Die Ausfallenden sind die Teile, in denen die Räder befestigt werden. Man findet Ausfallenden also sowohl an der Gabel, als auch am Hinterbau! Es gibt verschiedene Varianten (ohne Anspruch auf Vollständigkeit):

Vorderrad:
  • - Standard für 5mm-Schnellspanner; mit anderer Nabe alternativ auch mit 10mm-Schnellspanner
  • - 15mm-Steckachse (neu, für "Allmountain")
  • - 20mm-Steckachse (v.a. Enduro bis DH-Bereich)
  • - Maxle: eine Mischung von 20mm-Steckachse und Schnellspanner
  • - 25mm-Steckachse (Specialized, Maverick)

Hinterrad:
  • - Standard für 5mm-Schnellspanner; mit anderer Nabe alternativ auch mit 10mm-Schnellspanner
  • - Maxle
  • - 12mm-Schraubachse mit 150mm-Breite (statt 135mm wie üblich;DH-Bereich)
  • - Hexagon-Schraubachse (DH)
  • - Horizontales Ausfallende; parallel zum Boden, meist mit integriertem Verstellsystem. Zu finden meist bei Dirt- und Streetbikes, weil man so bei Singlespeed-Rädern die Kettenspannung einstellen kann.

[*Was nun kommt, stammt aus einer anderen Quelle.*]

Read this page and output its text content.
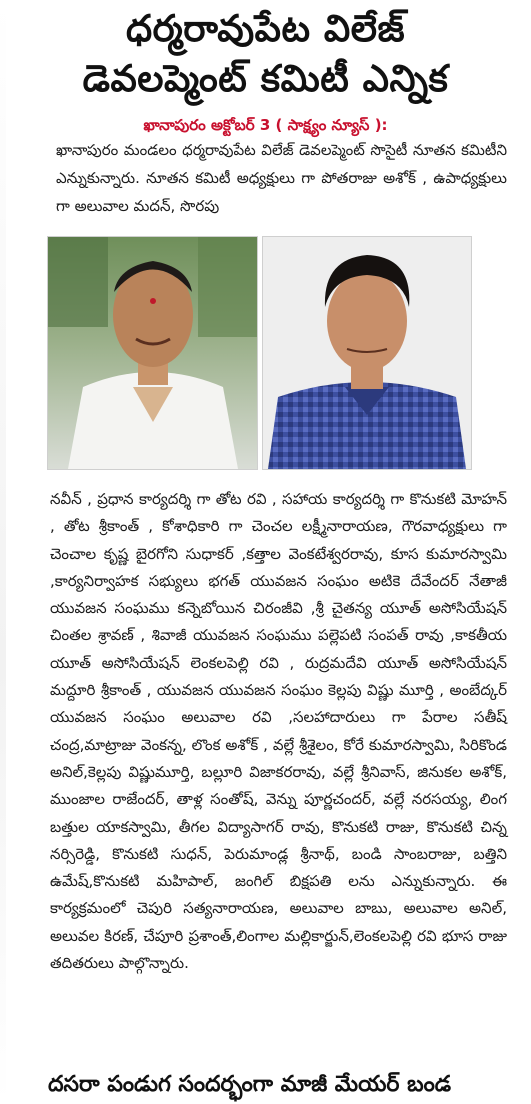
ధర్మరావుపేట విలేజ్
డెవలప్మెంట్ కమిటీ ఎన్నిక
ఖానాపురం అక్టోబర్ 3 ( సాక్ష్యం న్యూస్ ):

ఖానాపురం మండలం ధర్మరావుపేట విలేజ్ డెవలప్మెంట్ సొసైటీ నూతన కమిటీని ఎన్నుకున్నారు. నూతన కమిటీ అధ్యక్షులు గా పోతరాజు అశోక్ , ఉపాధ్యక్షులు గా అలువాల మదన్, సొరపు

నవీన్ , ప్రధాన కార్యదర్శి గా తోట రవి , సహాయ కార్యదర్శి గా కొనుకటి మోహన్ , తోట శ్రీకాంత్ , కోశాధికారి గా చెంచల లక్ష్మీనారాయణ, గౌరవాధ్యక్షులు గా చెంచాల కృష్ణ బైరగోని సుధాకర్ ,కత్తాల వెంకటేశ్వరరావు, కూస కుమారస్వామి ,కార్యనిర్వాహక సభ్యులు భగత్ యువజన సంఘం అటికె దేవేందర్ నేతాజీ యువజన సంఘము కన్నెబోయిన చిరంజీవి ,శ్రీ చైతన్య యూత్ అసోసియేషన్ చింతల శ్రావణ్ , శివాజీ యువజన సంఘము పల్లెపటి సంపత్ రావు ,కాకతీయ యూత్ అసోసియేషన్ లెంకలపెల్లి రవి , రుద్రమదేవి యూత్ అసోసియేషన్ మద్దూరి శ్రీకాంత్ , యువజన యువజన సంఘం కెల్లపు విష్ణు మూర్తి , అంబేద్కర్ యువజన సంఘం అలువాల రవి ,సలహాదారులు గా పేరాల సతీష్ చంద్ర,మాట్రాజు వెంకన్న, లొంక అశోక్ , వల్లే శ్రీశైలం, కోరే కుమారస్వామి, సిరికొండ అనిల్,కెల్లపు విష్ణుమూర్తి, బల్లూరి విజాకరరావు, వల్లే శ్రీనివాస్, జినుకల అశోక్, ముంజాల రాజేందర్, తాళ్ల సంతోష్, వెన్ను పూర్ణచందర్, వల్లే నరసయ్య, లింగ బత్తుల యాకస్వామి, తీగల విద్యాసాగర్ రావు, కొనుకటి రాజు, కొనుకటి చిన్న నర్సిరెడ్డి, కొనుకటి సుధన్, పెరుమాండ్ల శ్రీనాథ్, బండి సాంబరాజు, బత్తిని ఉమేష్,కొనుకటి మహిపాల్, జంగిల్ బిక్షపతి లను ఎన్నుకున్నారు. ఈ కార్యక్రమంలో చెపురి సత్యనారాయణ, అలువాల బాబు, అలువాల అనిల్, అలువల కిరణ్, చేపూరి ప్రశాంత్,లింగాల మల్లికార్జున్,లెంకలపెల్లి రవి భూస రాజు తదితరులు పాల్గొన్నారు.

దసరా పండుగ సందర్భంగా మాజీ మేయర్ బండ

Du hast es wohl verwechselt mit dem Schaltauge:
Das Schaltauge ist ein Anbauteil (selten, v.a. bei Stahlrahmen ist es direkt ein Teil des Rahmens), das am hinteren rechten Ausfallende angeschraubt ist. Das Teil dient der Aufnahme und Führung des Schaltwerks. Um das Schaltwerk zu schonen ist es als Sollbruchstelle ausgelegt, sprich bei einem Sturz, Felskontakt usw., gibt eher das Schaltauge als der Rahmen nach. Ein absolut gerades Schaltauge ist unabdingbare Voraussetzung für eine funktionierende Kettenschaltung! Ein leicht verbogenes Schaltauge kann, in Maßen, noch gerichtet werden, oft muss es aber ausgetauscht werden. Die Teile sind meist mindestens Hersteller-, oft auch Modell- und Baujahrspezifisch! Es lohnt sich also, bei Gelegenheit eins auf Halde zu legen, oder (beim Alpencross z.B.) eines im Gepäck zu haben.


Nun zu IG und HG:
IG und HG sind Shimano-Entwicklungen, die durch besondere Bauformen bei Kette, Blättern und Ritzeln das Schalten erleichtern bzw. unter Last erst möglich machen. Ähnliche Systeme haben auch Hersteller wie SRAM. Eine Kompatibilitätsliste findet man bei Paul Lange, dem Shimano-Importeur, als PDF.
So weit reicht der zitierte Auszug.